Salary sacrifice options will be restricted to Government approved expenses such as Pensions, Childcare, Cycle to Work Scheme and Ultra Low Emission Cars.  This gives business owners less flexibility in remunerating and incentivising key employees in order to retain them and will likely result in businesses having to pay higher salaries to staff in order for them to maintain their standard of living.

National Living Wage

From April next year, the National Living Wage will rise from £7.20 to £7.50.  The Chancellor has once again increased employment costs for SME businesses. 


National Insurance

Today the Chancellor announced an alignment of National Insurance Contributions for both employers and employees.  From April 2017 the NI threshold will be £157 per week.  There will be no cost to employees but this again means more costs for businesses of £7.18 per annum per employee. 



Research & Development

Funding for Research & Development will be increased by an extra £2bn up to 2021.  This funding will be available for both universities and businesses and will apply to projects such as robotics, artificial intelligence and industrial bio technology.

To ensure the UK tax system is strongly pro innovation, the Government will also review the tax environment for R & D to look at ways to build on the introduction of the above the line R & D tax credits.  Our experience from our client base is that this is a very valuable relief for innovative small businesses and any improvement in this is good news for businesses.

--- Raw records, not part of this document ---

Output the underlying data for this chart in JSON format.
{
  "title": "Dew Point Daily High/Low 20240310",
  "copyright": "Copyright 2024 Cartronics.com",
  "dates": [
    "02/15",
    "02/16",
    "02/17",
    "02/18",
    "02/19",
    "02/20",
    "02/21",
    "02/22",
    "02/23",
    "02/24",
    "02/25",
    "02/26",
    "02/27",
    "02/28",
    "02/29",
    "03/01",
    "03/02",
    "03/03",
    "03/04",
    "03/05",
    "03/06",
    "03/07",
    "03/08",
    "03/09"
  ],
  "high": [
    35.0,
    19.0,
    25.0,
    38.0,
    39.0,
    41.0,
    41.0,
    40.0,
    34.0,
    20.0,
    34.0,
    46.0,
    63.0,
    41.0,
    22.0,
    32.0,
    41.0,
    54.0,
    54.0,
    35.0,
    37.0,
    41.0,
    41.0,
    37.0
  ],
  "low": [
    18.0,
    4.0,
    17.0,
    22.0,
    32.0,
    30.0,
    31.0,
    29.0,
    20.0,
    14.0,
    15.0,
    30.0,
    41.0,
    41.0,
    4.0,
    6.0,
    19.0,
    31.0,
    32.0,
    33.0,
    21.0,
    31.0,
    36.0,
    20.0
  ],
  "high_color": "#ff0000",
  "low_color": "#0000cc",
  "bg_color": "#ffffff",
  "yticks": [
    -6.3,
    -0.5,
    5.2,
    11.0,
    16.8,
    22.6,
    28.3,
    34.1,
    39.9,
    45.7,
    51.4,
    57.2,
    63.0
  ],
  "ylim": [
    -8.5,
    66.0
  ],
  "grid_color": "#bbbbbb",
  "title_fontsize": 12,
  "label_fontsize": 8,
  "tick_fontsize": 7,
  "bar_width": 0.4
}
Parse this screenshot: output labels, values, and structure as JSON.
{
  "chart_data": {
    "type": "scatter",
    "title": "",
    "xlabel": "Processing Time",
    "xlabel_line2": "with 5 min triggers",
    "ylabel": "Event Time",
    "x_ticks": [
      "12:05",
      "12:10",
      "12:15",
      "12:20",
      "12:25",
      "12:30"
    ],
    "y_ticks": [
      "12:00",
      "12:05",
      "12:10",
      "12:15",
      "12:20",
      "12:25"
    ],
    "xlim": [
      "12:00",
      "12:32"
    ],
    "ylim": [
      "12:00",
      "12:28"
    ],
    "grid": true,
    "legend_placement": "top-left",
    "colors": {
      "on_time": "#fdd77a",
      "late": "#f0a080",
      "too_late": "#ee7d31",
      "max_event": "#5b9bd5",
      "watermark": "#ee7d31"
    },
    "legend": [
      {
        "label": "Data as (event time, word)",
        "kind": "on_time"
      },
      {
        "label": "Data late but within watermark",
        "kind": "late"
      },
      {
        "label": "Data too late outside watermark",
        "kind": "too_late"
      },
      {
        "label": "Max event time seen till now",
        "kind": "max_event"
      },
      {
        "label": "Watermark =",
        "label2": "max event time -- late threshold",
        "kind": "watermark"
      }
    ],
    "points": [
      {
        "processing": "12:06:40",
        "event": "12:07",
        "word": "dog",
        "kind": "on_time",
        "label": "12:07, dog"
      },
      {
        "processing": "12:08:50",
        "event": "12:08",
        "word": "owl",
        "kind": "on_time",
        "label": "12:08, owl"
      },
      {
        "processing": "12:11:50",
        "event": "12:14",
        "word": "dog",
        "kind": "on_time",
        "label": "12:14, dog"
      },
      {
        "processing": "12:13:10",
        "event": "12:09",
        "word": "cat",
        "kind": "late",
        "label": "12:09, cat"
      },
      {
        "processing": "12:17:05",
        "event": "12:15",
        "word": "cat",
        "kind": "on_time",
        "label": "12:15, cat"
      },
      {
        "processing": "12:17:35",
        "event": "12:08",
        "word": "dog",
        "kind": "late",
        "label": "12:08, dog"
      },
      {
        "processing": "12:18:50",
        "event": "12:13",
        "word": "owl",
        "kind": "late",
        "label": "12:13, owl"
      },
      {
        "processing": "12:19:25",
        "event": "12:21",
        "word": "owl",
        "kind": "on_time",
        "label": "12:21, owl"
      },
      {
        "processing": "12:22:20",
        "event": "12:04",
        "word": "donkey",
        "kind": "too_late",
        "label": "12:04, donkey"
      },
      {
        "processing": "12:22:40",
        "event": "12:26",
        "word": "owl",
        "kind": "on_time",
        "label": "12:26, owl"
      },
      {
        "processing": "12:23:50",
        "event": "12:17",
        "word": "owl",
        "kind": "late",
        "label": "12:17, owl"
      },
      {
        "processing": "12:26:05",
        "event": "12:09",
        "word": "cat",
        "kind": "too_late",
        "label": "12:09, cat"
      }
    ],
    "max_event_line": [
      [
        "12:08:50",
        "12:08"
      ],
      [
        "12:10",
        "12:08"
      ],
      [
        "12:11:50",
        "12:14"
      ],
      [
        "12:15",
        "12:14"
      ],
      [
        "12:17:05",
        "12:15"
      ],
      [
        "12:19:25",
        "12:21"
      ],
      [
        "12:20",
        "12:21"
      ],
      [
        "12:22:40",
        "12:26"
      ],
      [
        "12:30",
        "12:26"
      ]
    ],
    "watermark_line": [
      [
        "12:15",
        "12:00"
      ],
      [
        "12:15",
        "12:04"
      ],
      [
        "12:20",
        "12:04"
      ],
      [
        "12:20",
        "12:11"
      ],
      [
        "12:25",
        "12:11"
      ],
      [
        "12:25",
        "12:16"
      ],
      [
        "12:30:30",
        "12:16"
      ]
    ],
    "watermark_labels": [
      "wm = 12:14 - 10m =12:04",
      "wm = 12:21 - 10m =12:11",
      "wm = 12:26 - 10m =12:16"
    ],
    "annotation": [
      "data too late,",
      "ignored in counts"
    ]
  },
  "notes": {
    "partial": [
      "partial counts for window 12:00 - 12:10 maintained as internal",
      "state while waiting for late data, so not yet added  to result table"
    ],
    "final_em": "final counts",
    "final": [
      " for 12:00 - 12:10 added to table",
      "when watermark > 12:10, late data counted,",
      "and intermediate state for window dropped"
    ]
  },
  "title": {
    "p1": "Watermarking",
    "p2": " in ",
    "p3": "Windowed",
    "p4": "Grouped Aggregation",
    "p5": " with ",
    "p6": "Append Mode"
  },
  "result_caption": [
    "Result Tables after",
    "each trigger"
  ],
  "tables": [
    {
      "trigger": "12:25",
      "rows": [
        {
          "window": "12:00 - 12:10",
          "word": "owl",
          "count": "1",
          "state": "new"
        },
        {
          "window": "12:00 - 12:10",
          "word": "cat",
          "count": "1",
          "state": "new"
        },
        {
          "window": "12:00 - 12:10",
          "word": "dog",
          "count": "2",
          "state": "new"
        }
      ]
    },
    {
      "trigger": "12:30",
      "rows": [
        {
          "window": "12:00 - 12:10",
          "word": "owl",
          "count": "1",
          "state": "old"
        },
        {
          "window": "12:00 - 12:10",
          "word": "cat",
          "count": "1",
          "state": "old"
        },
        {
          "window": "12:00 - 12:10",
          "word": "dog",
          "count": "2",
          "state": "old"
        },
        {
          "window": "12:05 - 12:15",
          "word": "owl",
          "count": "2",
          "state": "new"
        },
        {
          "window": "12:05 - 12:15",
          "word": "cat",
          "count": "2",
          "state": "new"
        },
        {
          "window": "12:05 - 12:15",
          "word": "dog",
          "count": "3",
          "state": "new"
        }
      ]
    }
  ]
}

The Chancellor announced doubling support for exporting as the government looks to make it easier for British companies to trade abroad. This extends the export credit guarantee and increases the pre-approved currencies for which UK Export Finance offers support from 10 to 40.   It looks like the Chancellor is hoping more economic support will get businesses shipping around the world. Although these are positive changes, business owners still need to be aware of how to access this support.


With uncertainty around Brexit, it seems that the Chancellor is trying to build in maximum flexibility to be in a position to react to anything that occurs from the uncertainty that this presents.  He seems to have delivered a ‘Steady as You Go’ statement and with his announcement of future Autumn Budgets and less changes in the new Spring statement, Philip Hammond seems to be doing less ‘tinkering’ to enable businesses to get on with doing business.